Analizamos si tu modelo encaja como sociedad gestora de carteras (gestión y asesoramiento, 75.000 €), como EAF/EAFN (solo asesoramiento) o como agencia/sociedad de valores, según los servicios de inversión que vayas a prestar.
Preparamos el expediente: programa de actividades, idoneidad y honorabilidad de los administradores, estructura societaria, capital, políticas internas y respuesta a requerimientos.
Diseñamos una organización proporcional: administradores idóneos, funciones de cumplimiento, gestión de riesgos y auditoría interna ajustadas al perímetro acotado de la SGC.
En gestión discrecional y asesoramiento, el test de idoneidad es el corazón de la relación. Implantamos clasificación de clientes, idoneidad, información y gestión de conflictos de interés conforme a MiFID II.
Como sujeto obligado financiero, la SGC implanta el bloque PBC/FT: análisis de riesgo, KYC, monitorización, representante ante el SEPBLAC y formación.
Ordenamos outsourcing, SLA, continuidad operativa y cumplimiento DORA, aplicable a las empresas de servicios de inversión autorizadas en la UE.
Gestores patrimoniales, equipos de gestión discrecional o asesores que quieren dar el salto a gestionar carteras por cuenta de clientes: la SGC tiene un perímetro muy concreto que conviene entender antes de empezar.
"La SGC gestiona carteras y asesora, pero no ejecuta órdenes ni custodia activos. Si solo quieres asesorar, basta una EAF; si necesitas ejecutar o custodiar, vas a una agencia de valores."
"La autorización no se gana con documentación bonita: hace falta consistencia entre negocio, gobierno, honorabilidad de los directivos, políticas y conducta."
"En gestión discrecional el cliente delega las decisiones; en asesoramiento, decide él tras la recomendación. El test de idoneidad sostiene ambas."
"La autorización no es el final.
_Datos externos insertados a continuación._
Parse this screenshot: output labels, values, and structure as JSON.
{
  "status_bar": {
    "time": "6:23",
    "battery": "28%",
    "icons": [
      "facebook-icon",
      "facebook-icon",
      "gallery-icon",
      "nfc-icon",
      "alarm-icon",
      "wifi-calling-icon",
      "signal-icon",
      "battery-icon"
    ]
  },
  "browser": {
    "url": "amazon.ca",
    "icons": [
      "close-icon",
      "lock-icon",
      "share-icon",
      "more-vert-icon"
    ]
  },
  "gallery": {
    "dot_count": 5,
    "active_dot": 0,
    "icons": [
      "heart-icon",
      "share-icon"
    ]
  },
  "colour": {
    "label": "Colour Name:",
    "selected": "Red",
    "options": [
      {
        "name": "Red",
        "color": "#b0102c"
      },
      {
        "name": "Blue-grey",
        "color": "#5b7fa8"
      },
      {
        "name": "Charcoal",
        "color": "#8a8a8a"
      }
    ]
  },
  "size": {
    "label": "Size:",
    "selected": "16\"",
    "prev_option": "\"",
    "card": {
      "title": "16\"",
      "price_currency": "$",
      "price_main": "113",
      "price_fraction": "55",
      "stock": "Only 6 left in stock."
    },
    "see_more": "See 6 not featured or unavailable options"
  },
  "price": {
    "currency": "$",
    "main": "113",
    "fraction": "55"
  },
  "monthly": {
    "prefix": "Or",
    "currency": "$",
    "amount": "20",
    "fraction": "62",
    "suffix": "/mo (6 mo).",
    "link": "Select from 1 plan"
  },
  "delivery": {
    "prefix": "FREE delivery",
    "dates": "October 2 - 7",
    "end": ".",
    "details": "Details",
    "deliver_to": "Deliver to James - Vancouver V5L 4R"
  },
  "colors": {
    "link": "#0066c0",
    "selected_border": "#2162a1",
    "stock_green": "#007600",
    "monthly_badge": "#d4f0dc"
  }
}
Una ESI necesita PBC/FT operativo, control interno, reporting a la CNMV y seguimiento constante desde el primer día."
Prestar servicios de inversión sin autorización, presentar un expediente incoherente o descuidar la idoneidad MiFID II puede bloquear la actividad y exponerte a sanciones.
El error más habitual: ofrecer gestión de carteras por cuenta de clientes sin haber definido si la actividad exige autorización como ESI y de qué tipo. La confusión aparece cuando ya hay clientes y mandatos firmados.
La CNMV revisa coherencia, no solo documentos: si negocio, honorabilidad de los directivos, políticas, conducta MiFID II y outsourcing no encajan entre sí, el expediente pierde solidez y se multiplican los requerimientos.
El perímetro de la SGC es estrecho: no puede ejecutar órdenes ni custodiar activos. Si el modelo necesita esas funciones, la figura adecuada es otra (agencia o sociedad de valores), y conviene saberlo antes de tramitar.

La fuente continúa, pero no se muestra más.